Department of Comparative Biomedicine and Food Science, University of Padova, 35020, Legnaro, Italy.
Department of Animal Science, North Carolina State University, Raleigh 27695.
J Dairy Sci. 2017 Sep;100(9):7306-7319. doi: 10.3168/jds.2016-12203. Epub 2017 Jun 21.
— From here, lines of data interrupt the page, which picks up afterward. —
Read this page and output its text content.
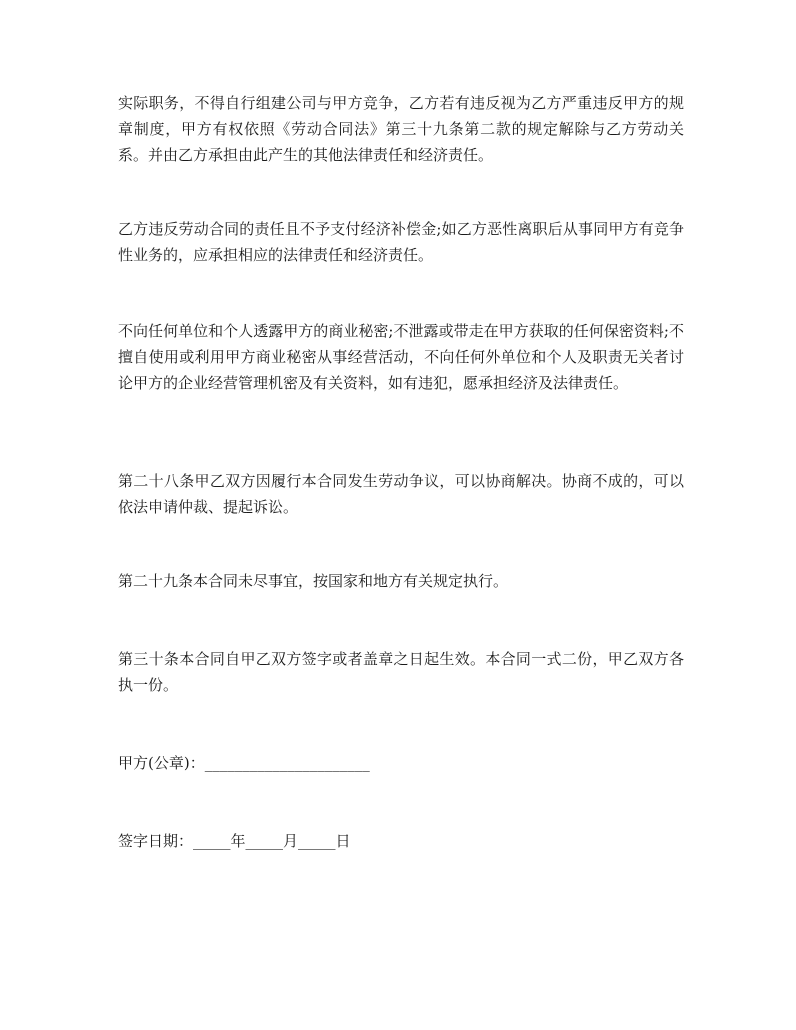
实际职务，不得自行组建公司与甲方竞争，乙方若有违反视为乙方严重违反甲方的规章制度，甲方有权依照《劳动合同法》第三十九条第二款的规定解除与乙方劳动关系。并由乙方承担由此产生的其他法律责任和经济责任。

乙方违反劳动合同的责任且不予支付经济补偿金;如乙方恶性离职后从事同甲方有竞争性业务的，应承担相应的法律责任和经济责任。

不向任何单位和个人透露甲方的商业秘密;不泄露或带走在甲方获取的任何保密资料;不擅自使用或利用甲方商业秘密从事经营活动，不向任何外单位和个人及职责无关者讨论甲方的企业经营管理机密及有关资料，如有违犯，愿承担经济及法律责任。

第二十八条甲乙双方因履行本合同发生劳动争议，可以协商解决。协商不成的，可以依法申请仲裁、提起诉讼。

第二十九条本合同未尽事宜，按国家和地方有关规定执行。

第三十条本合同自甲乙双方签字或者盖章之日起生效。本合同一式二份，甲乙双方各执一份。

甲方(公章)：______________________

签字日期：_____年_____月_____日
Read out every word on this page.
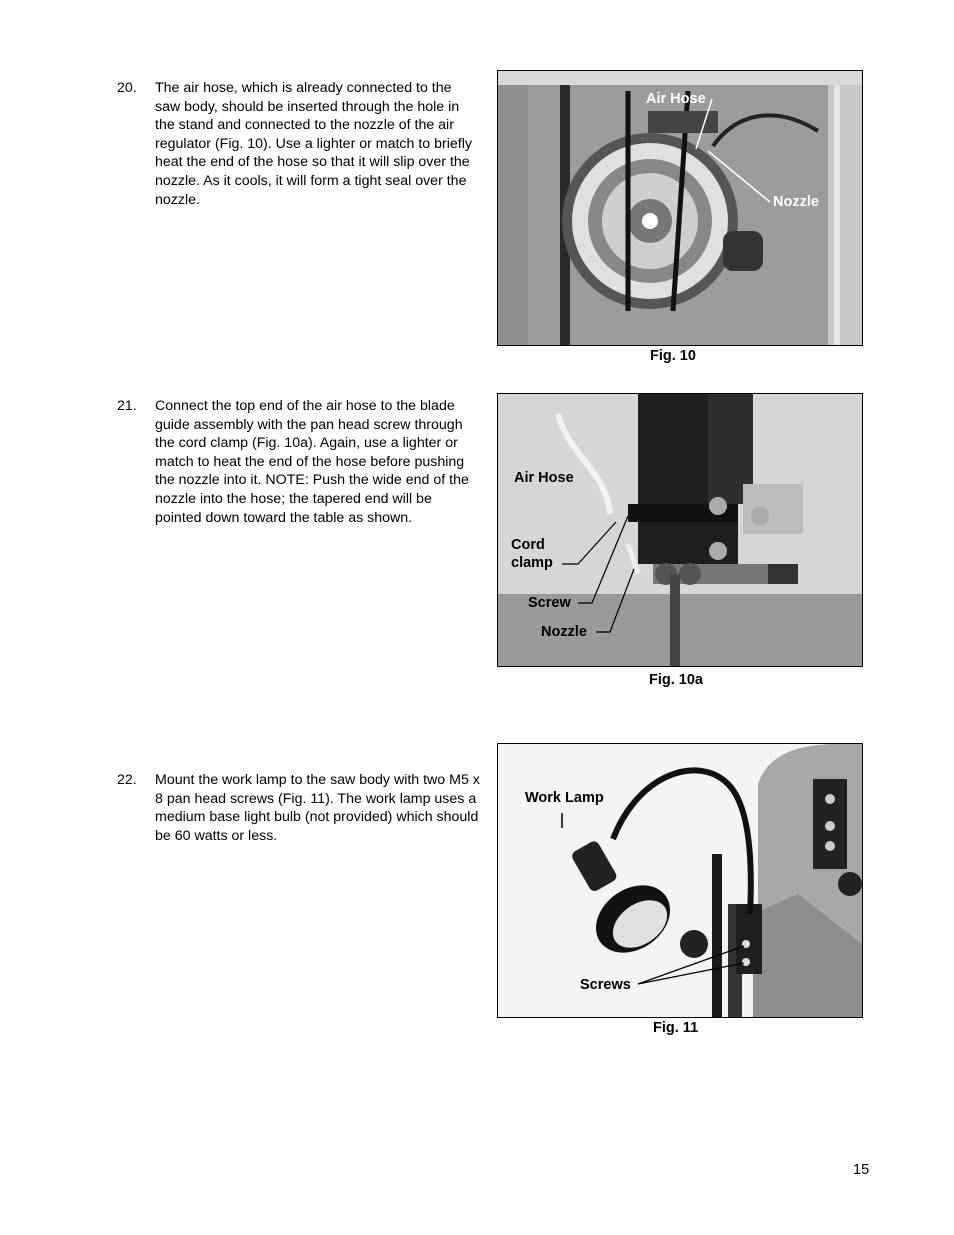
20. The air hose, which is already connected to the saw body, should be inserted through the hole in the stand and connected to the nozzle of the air regulator (Fig. 10). Use a lighter or match to briefly heat the end of the hose so that it will slip over the nozzle. As it cools, it will form a tight seal over the nozzle.
Air Hose
Nozzle
Fig. 10
21. Connect the top end of the air hose to the blade guide assembly with the pan head screw through the cord clamp (Fig. 10a). Again, use a lighter or match to heat the end of the hose before pushing the nozzle into it. NOTE: Push the wide end of the nozzle into the hose; the tapered end will be pointed down toward the table as shown.
Air Hose
Cord
clamp
Screw
Nozzle
Fig. 10a
22. Mount the work lamp to the saw body with two M5 x 8 pan head screws (Fig. 11). The work lamp uses a medium base light bulb (not provided) which should be 60 watts or less.
Work Lamp
Screws
Fig. 11
15
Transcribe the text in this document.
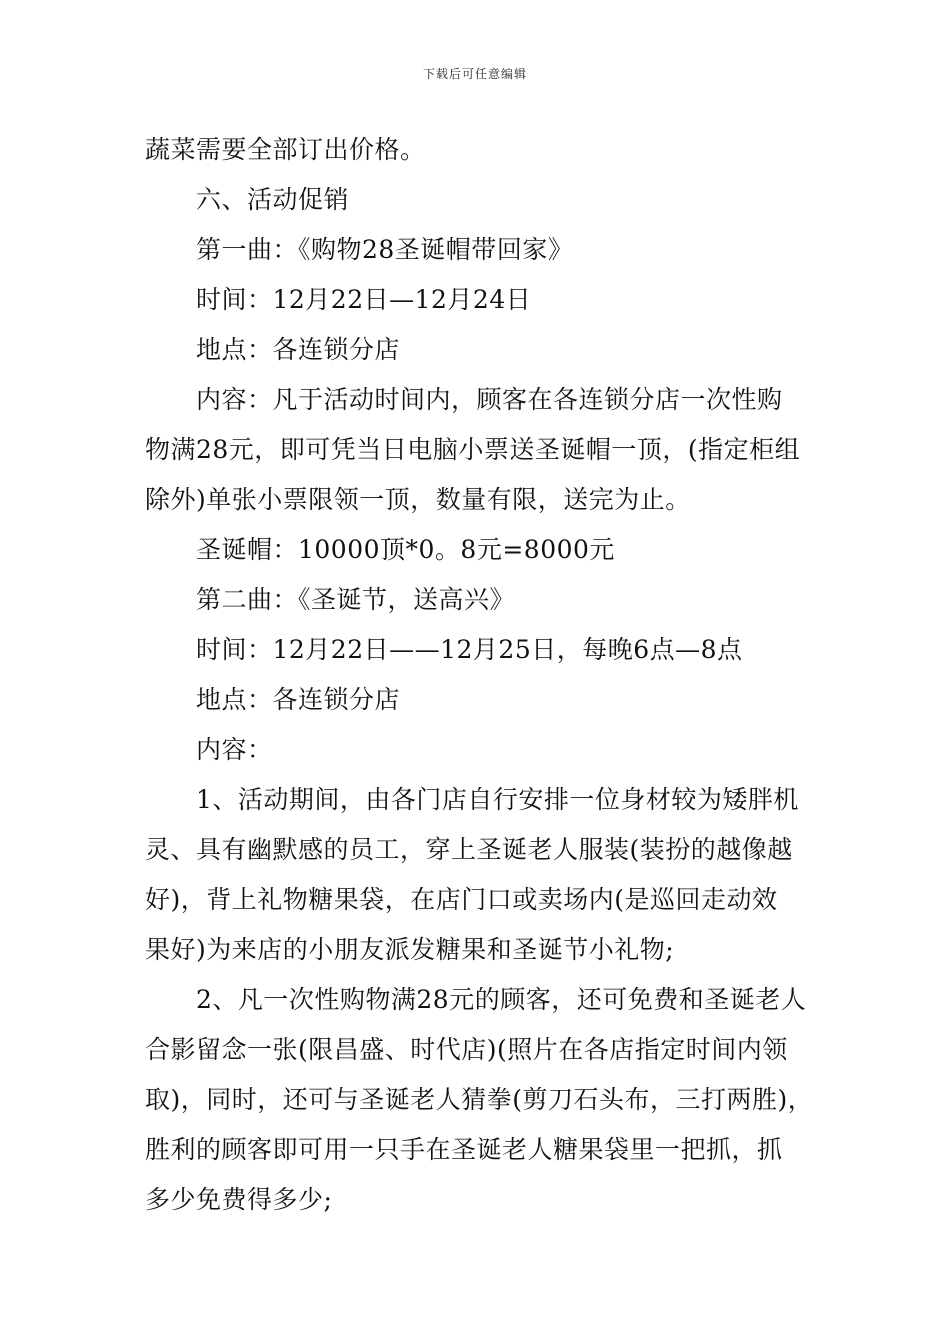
下载后可任意编辑
蔬菜需要全部订出价格。
六、活动促销
第一曲：《购物28圣诞帽带回家》
时间：12月22日—12月24日
地点：各连锁分店
内容：凡于活动时间内，顾客在各连锁分店一次性购
物满28元，即可凭当日电脑小票送圣诞帽一顶，(指定柜组
除外)单张小票限领一顶，数量有限，送完为止。
圣诞帽：10000顶*0。8元=8000元
第二曲：《圣诞节，送高兴》
时间：12月22日——12月25日，每晚6点—8点
地点：各连锁分店
内容：
1、活动期间，由各门店自行安排一位身材较为矮胖机
灵、具有幽默感的员工，穿上圣诞老人服装(装扮的越像越
好)，背上礼物糖果袋，在店门口或卖场内(是巡回走动效
果好)为来店的小朋友派发糖果和圣诞节小礼物;
2、凡一次性购物满28元的顾客，还可免费和圣诞老人
合影留念一张(限昌盛、时代店)(照片在各店指定时间内领
取)，同时，还可与圣诞老人猜拳(剪刀石头布，三打两胜)，
胜利的顾客即可用一只手在圣诞老人糖果袋里一把抓，抓
多少免费得多少;
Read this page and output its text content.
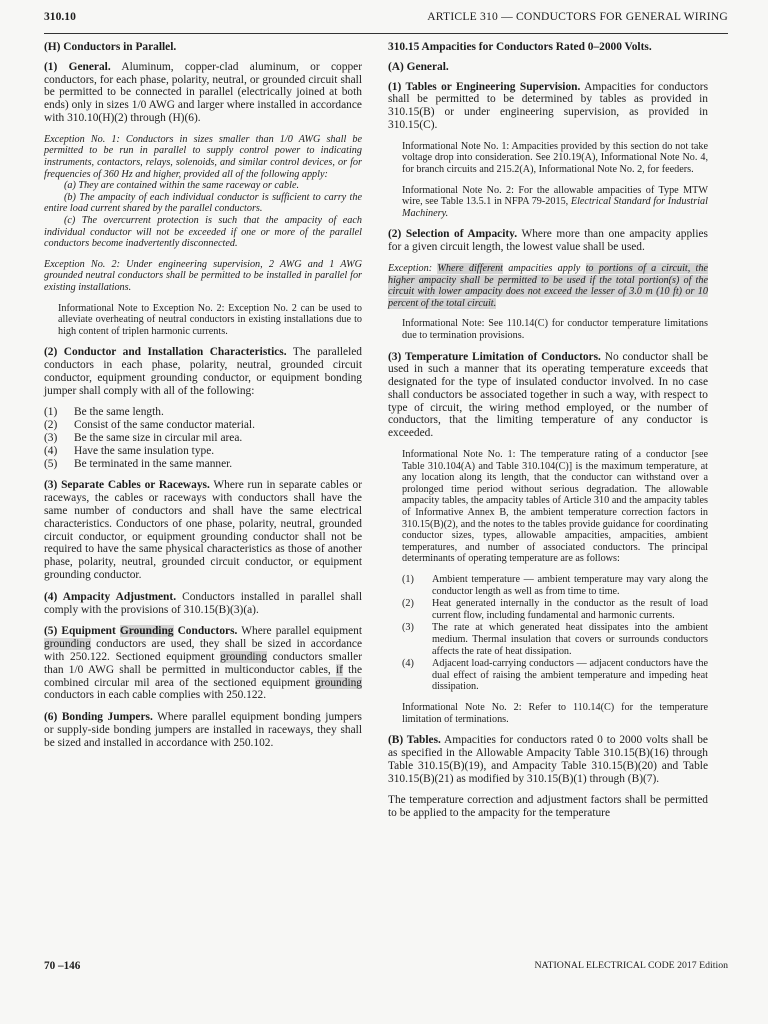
310.10	ARTICLE 310 — CONDUCTORS FOR GENERAL WIRING

(H) Conductors in Parallel.

(1) General. Aluminum, copper-clad aluminum, or copper conductors, for each phase, polarity, neutral, or grounded circuit shall be permitted to be connected in parallel (electrically joined at both ends) only in sizes 1/0 AWG and larger where installed in accordance with 310.10(H)(2) through (H)(6).

Exception No. 1: Conductors in sizes smaller than 1/0 AWG shall be permitted to be run in parallel to supply control power to indicating instruments, contactors, relays, solenoids, and similar control devices, or for frequencies of 360 Hz and higher, provided all of the following apply:
(a) They are contained within the same raceway or cable.
(b) The ampacity of each individual conductor is sufficient to carry the entire load current shared by the parallel conductors.
(c) The overcurrent protection is such that the ampacity of each individual conductor will not be exceeded if one or more of the parallel conductors become inadvertently disconnected.

Exception No. 2: Under engineering supervision, 2 AWG and 1 AWG grounded neutral conductors shall be permitted to be installed in parallel for existing installations.

Informational Note to Exception No. 2: Exception No. 2 can be used to alleviate overheating of neutral conductors in existing installations due to high content of triplen harmonic currents.

(2) Conductor and Installation Characteristics. The paralleled conductors in each phase, polarity, neutral, grounded circuit conductor, equipment grounding conductor, or equipment bonding jumper shall comply with all of the following:

(1) Be the same length.
(2) Consist of the same conductor material.
(3) Be the same size in circular mil area.
(4) Have the same insulation type.
(5) Be terminated in the same manner.

(3) Separate Cables or Raceways. Where run in separate cables or raceways, the cables or raceways with conductors shall have the same number of conductors and shall have the same electrical characteristics. Conductors of one phase, polarity, neutral, grounded circuit conductor, or equipment grounding conductor shall not be required to have the same physical characteristics as those of another phase, polarity, neutral, grounded circuit conductor, or equipment grounding conductor.

(4) Ampacity Adjustment. Conductors installed in parallel shall comply with the provisions of 310.15(B)(3)(a).

(5) Equipment Grounding Conductors. Where parallel equipment grounding conductors are used, they shall be sized in accordance with 250.122. Sectioned equipment grounding conductors smaller than 1/0 AWG shall be permitted in multiconductor cables, if the combined circular mil area of the sectioned equipment grounding conductors in each cable complies with 250.122.

(6) Bonding Jumpers. Where parallel equipment bonding jumpers or supply-side bonding jumpers are installed in raceways, they shall be sized and installed in accordance with 250.102.

310.15 Ampacities for Conductors Rated 0–2000 Volts.

(A) General.

(1) Tables or Engineering Supervision. Ampacities for conductors shall be permitted to be determined by tables as provided in 310.15(B) or under engineering supervision, as provided in 310.15(C).

Informational Note No. 1: Ampacities provided by this section do not take voltage drop into consideration. See 210.19(A), Informational Note No. 4, for branch circuits and 215.2(A), Informational Note No. 2, for feeders.

Informational Note No. 2: For the allowable ampacities of Type MTW wire, see Table 13.5.1 in NFPA 79-2015, Electrical Standard for Industrial Machinery.

(2) Selection of Ampacity. Where more than one ampacity applies for a given circuit length, the lowest value shall be used.

Exception: Where different ampacities apply to portions of a circuit, the higher ampacity shall be permitted to be used if the total portion(s) of the circuit with lower ampacity does not exceed the lesser of 3.0 m (10 ft) or 10 percent of the total circuit.

Informational Note: See 110.14(C) for conductor temperature limitations due to termination provisions.

(3) Temperature Limitation of Conductors. No conductor shall be used in such a manner that its operating temperature exceeds that designated for the type of insulated conductor involved. In no case shall conductors be associated together in such a way, with respect to type of circuit, the wiring method employed, or the number of conductors, that the limiting temperature of any conductor is exceeded.

Informational Note No. 1: The temperature rating of a conductor [see Table 310.104(A) and Table 310.104(C)] is the maximum temperature, at any location along its length, that the conductor can withstand over a prolonged time period without serious degradation. The allowable ampacity tables, the ampacity tables of Article 310 and the ampacity tables of Informative Annex B, the ambient temperature correction factors in 310.15(B)(2), and the notes to the tables provide guidance for coordinating conductor sizes, types, allowable ampacities, ampacities, ambient temperatures, and number of associated conductors. The principal determinants of operating temperature are as follows:

(1) Ambient temperature — ambient temperature may vary along the conductor length as well as from time to time.
(2) Heat generated internally in the conductor as the result of load current flow, including fundamental and harmonic currents.
(3) The rate at which generated heat dissipates into the ambient medium. Thermal insulation that covers or surrounds conductors affects the rate of heat dissipation.
(4) Adjacent load-carrying conductors — adjacent conductors have the dual effect of raising the ambient temperature and impeding heat dissipation.

Informational Note No. 2: Refer to 110.14(C) for the temperature limitation of terminations.

(B) Tables. Ampacities for conductors rated 0 to 2000 volts shall be as specified in the Allowable Ampacity Table 310.15(B)(16) through Table 310.15(B)(19), and Ampacity Table 310.15(B)(20) and Table 310.15(B)(21) as modified by 310.15(B)(1) through (B)(7).

The temperature correction and adjustment factors shall be permitted to be applied to the ampacity for the temperature

70 –146	NATIONAL ELECTRICAL CODE 2017 Edition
The objective of this study was to compare the prediction accuracy of 92 infrared prediction equations obtained by different statistical approaches. The predicted traits included fatty acid composition (n = 1,040); detailed protein composition (n = 1,137); lactoferrin (n = 558); pH and coagulation properties (n = 1,296); curd yield and composition obtained by a micro-cheese making procedure (n = 1,177); and Ca, P, Mg, and K contents (n = 689). The statistical methods used to develop the prediction equations were partial least squares regression (PLSR), Bayesian ridge regression, Bayes A, Bayes B, Bayes C, and Bayesian least absolute shrinkage and selection operator. Model performances were assessed, for each trait and model, in training and validation sets over 10 replicates. In validation sets, Bayesian regression models performed significantly better than PLSR for the prediction of 33 out of 92 traits, especially fatty acids, whereas they yielded a significantly lower prediction accuracy than PLSR in the prediction of 8 traits: the percentage of C18:1n-7 trans-9 in fat; the content of unglycosylated κ-casein and its percentage in protein; the content of α-lactalbumin; the percentage of α-casein in protein; and the contents of Ca, P, and Mg. Even though Bayesian methods produced a significant enhancement of model accuracy in many traits compared with PLSR, most variations in the coefficient of determination in validation sets were smaller than 1 percentage point. Over traits, the highest predictive ability was obtained by Bayes C even though most of the significant differences in accuracy between Bayesian regression models were negligible.
本研究旨在比较 92 种不同统计方法得到的红外预测方程的预测精度。预测的特征包括脂肪酸组成(n = 1040);详细蛋白质组成(n = 1137);乳铁蛋白(n = 558);pH 值和凝结特性(n = 1296);通过微奶酪制作程序获得的凝乳产率和组成(n = 1177);以及 Ca、P、Mg 和 K 含量(n = 689)。用于开发预测方程的统计方法是偏最小二乘回归(PLSR)、贝叶斯岭回归、贝叶斯 A、贝叶斯 B、贝叶斯 C 和贝叶斯最小绝对收缩和选择算子。对于每个特征和模型,在 10 个重复的训练和验证集中评估模型性能。在验证集中,贝叶斯回归模型在预测 92 个特征中的 33 个方面的表现明显优于 PLSR,特别是脂肪酸,而在预测 8 个特征方面的表现明显低于 PLSR:脂肪中 C18:1n-7 反式-9 的百分比;未糖基化 κ-酪蛋白及其在蛋白质中的百分比;α-乳白蛋白含量;蛋白质中α-酪蛋白的百分比;以及 Ca、P 和 Mg 的含量。尽管贝叶斯方法在许多特征方面与 PLSR 相比显著提高了模型精度,但验证集的决定系数变化大多小于 1 个百分点。在所有特征中,贝叶斯 C 获得了最高的预测能力,尽管贝叶斯回归模型之间的准确性差异大多微不足道。